Isthmohyla xanthosticta
- Conservation status: Data Deficient (IUCN 3.1)

Scientific classification
- Kingdom: Animalia
- Phylum: Chordata
- Class: Amphibia
- Order: Anura
- Family: Hylidae
- Genus: Isthmohyla
- Species: I. xanthosticta
- Binomial name: Isthmohyla xanthosticta (Duellman, 1968)
- Synonyms: Hyla xanthosticta Duellman, 1968

= Isthmohyla xanthosticta =

- Authority: (Duellman, 1968)
- Conservation status: DD
- Synonyms: Hyla xanthosticta Duellman, 1968

Species of amphibian

Isthmohyla xanthosticta is a species of frogs in the family Hylidae. It is endemic to Costa Rica and only known from its type locality on the south slope of Volcan Barba in the Heredia Province. Common name south fork treefrog has been coined for it.

==Description==
This species is known from the holotype, an adult female measuring 29 mm in snout–vent length, and another specimen. The head is as wide as the body. The snout is moderately long and truncate. The tympanum is distinct but partly covered by the supra-tympanic fold. The forelimbs are moderately long and slender. The fingers bear large discs and are about one-fourth webbed. The hind limbs are moderately short and slender. The toes are about two-thirds webbed and bear discs that are slightly smaller than those on the fingers. The coloration is dorsally uniformly green, but the flanks and the thighs are brown with large yellow spots. There is a broad, bronze-tan canthal stripe. The throat and belly are pale yellow.

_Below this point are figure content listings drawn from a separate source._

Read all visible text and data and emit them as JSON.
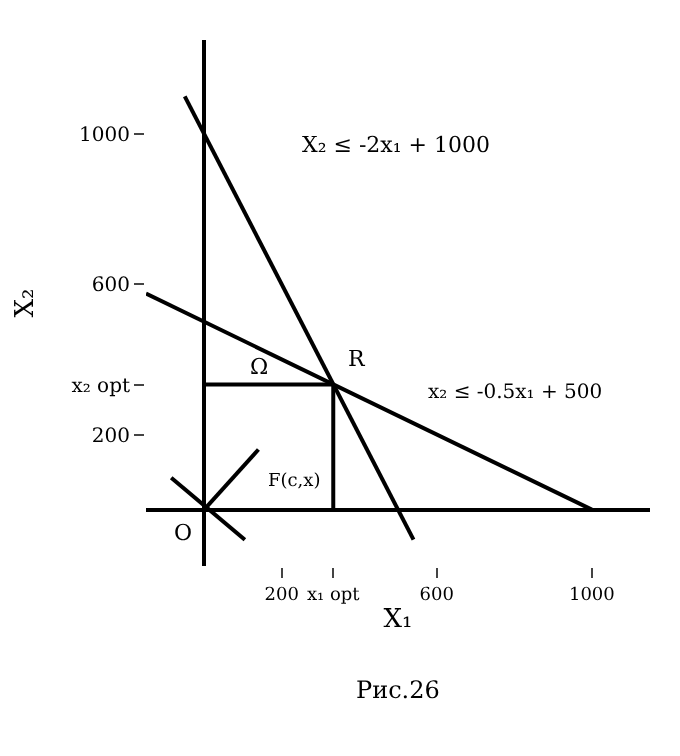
{
  "chart_data": {
    "type": "line",
    "xlabel": "X₁",
    "ylabel": "X₂",
    "series": [
      {
        "color": "#000000",
        "x": [
          -50,
          540
        ],
        "values": [
          1100,
          -80
        ]
      },
      {
        "color": "#000000",
        "x": [
          -150,
          1000
        ],
        "values": [
          575,
          0
        ]
      },
      {
        "color": "#000000",
        "x": [
          -85,
          105
        ],
        "values": [
          85,
          -80
        ]
      },
      {
        "color": "#000000",
        "x": [
          0,
          333
        ],
        "values": [
          333,
          333
        ]
      },
      {
        "color": "#000000",
        "x": [
          333,
          333
        ],
        "values": [
          0,
          333
        ]
      },
      {
        "color": "#000000",
        "x": [
          0,
          140
        ],
        "values": [
          0,
          160
        ]
      }
    ],
    "xlim": [
      -150,
      1150
    ],
    "ylim": [
      -150,
      1250
    ],
    "xticks": [
      200,
      {
        "value": 333,
        "label": "x₁ opt"
      },
      600,
      1000
    ],
    "yticks": [
      200,
      {
        "value": 333,
        "label": "x₂ opt"
      },
      600,
      1000
    ],
    "marker": "none",
    "line_style": "solid",
    "annotations": [
      "X₂ ≤ -2x₁ + 1000",
      "x₂ ≤ -0.5x₁ + 500",
      {
        "text": "R",
        "x": 333,
        "y": 333
      },
      "Ω",
      "F(c,x)",
      {
        "text": "O",
        "x": 0,
        "y": 0
      },
      "Рис.26"
    ]
  }
}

==Habitat and conservation==
The holotype was found in lower montane rainforest at 2100 m above sea level, perched on a leaf some 1 meter above the ground. The locality is within the Braulio Carrillo National Park. The habitat is pristine, and possible threats to this species could be chytridiomycosis, climate change, and airborne pollution.